Purchase Price: $230,000
Start Up Costs: $6,400
Total Investment Costs: Purchase Price plus Start Up Costs = $236,400
Monthly Income: $1,725
Monthly Expenses: $796
Monthly Net Income: Income minus expenses = $929
Annual Net Income: $11,148
Cap Rate: $11,148 / $236,400 = 4.7%
Annual Net Income: $11,148
Annual Mortgage Expense: $9,300
Cash Down: $57,500
Cash Start Up Costs: $6,400
Cash on Cash: ($11,148 – $9,300) / ($57,500 + $6,400) = 2.9%
Analyzing the Results
Well, the results aren’t all that spectacular for this particular property. I think these results, given that it is a market that I don’t know well and didn’t spend too much time determining the potential rent (a very large ingredient in these metrics!) are more useful as we compare other similar properties.

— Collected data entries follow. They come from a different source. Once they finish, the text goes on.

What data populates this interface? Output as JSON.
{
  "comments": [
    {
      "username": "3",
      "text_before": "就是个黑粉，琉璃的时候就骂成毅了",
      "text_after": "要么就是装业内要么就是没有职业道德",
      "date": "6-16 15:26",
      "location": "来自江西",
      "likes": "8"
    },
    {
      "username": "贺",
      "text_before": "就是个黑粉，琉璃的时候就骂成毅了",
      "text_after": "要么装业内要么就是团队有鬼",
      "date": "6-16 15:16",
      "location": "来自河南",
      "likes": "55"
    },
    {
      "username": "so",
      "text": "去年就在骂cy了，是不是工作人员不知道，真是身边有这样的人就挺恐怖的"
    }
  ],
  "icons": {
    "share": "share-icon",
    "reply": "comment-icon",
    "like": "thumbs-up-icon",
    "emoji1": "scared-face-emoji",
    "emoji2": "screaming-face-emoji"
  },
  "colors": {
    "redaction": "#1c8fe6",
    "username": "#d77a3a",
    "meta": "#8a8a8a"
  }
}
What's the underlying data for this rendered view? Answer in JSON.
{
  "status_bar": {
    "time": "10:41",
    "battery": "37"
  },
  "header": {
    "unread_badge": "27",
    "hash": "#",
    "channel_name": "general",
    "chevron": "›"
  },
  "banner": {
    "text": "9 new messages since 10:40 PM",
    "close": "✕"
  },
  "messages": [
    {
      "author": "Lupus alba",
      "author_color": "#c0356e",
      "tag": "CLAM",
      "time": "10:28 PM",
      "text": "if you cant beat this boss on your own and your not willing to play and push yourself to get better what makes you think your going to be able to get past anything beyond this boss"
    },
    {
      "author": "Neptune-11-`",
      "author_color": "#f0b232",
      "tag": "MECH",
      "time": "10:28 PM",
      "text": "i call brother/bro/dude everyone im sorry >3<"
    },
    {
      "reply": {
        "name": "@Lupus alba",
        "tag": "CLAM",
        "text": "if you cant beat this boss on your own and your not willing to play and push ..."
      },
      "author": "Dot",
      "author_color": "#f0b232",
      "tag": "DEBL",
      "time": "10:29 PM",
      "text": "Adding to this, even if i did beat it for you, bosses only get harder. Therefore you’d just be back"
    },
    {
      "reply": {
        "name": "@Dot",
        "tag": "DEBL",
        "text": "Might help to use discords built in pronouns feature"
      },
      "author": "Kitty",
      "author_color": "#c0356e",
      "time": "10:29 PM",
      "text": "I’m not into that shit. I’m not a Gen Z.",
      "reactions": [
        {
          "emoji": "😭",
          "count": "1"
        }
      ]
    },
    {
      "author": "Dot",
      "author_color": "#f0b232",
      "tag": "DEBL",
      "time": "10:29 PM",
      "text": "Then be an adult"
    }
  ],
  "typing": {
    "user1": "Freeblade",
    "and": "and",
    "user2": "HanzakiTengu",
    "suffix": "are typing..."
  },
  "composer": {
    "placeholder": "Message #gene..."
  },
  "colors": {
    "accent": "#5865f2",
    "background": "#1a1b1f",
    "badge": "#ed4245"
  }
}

If we invested, would the actual Cap Rate and CoC Return look exactly the way we calculated them? Probably not. We would continue to adjust our estimates and more would become clear as we got to know the neighborhood, the market, and proceeded down the path of making an investment. For example, we probably won’t get an insurance quote until we were under contract.
These results are meant to give you an idea of how good an investment this property might be from a cash flow standpoint. We did not consider potential appreciation here given our goal for cash flow. This process can be very helpful once you have identified where you want to invest as you can compare similar properties to each other. It can also help you determine what to offer for a home and your price limits as you begin the process of negotiation.
There are many ways to analyze an investment property, but you will certainly be making estimates. I hope this walk through helps you analyze your own investment properties!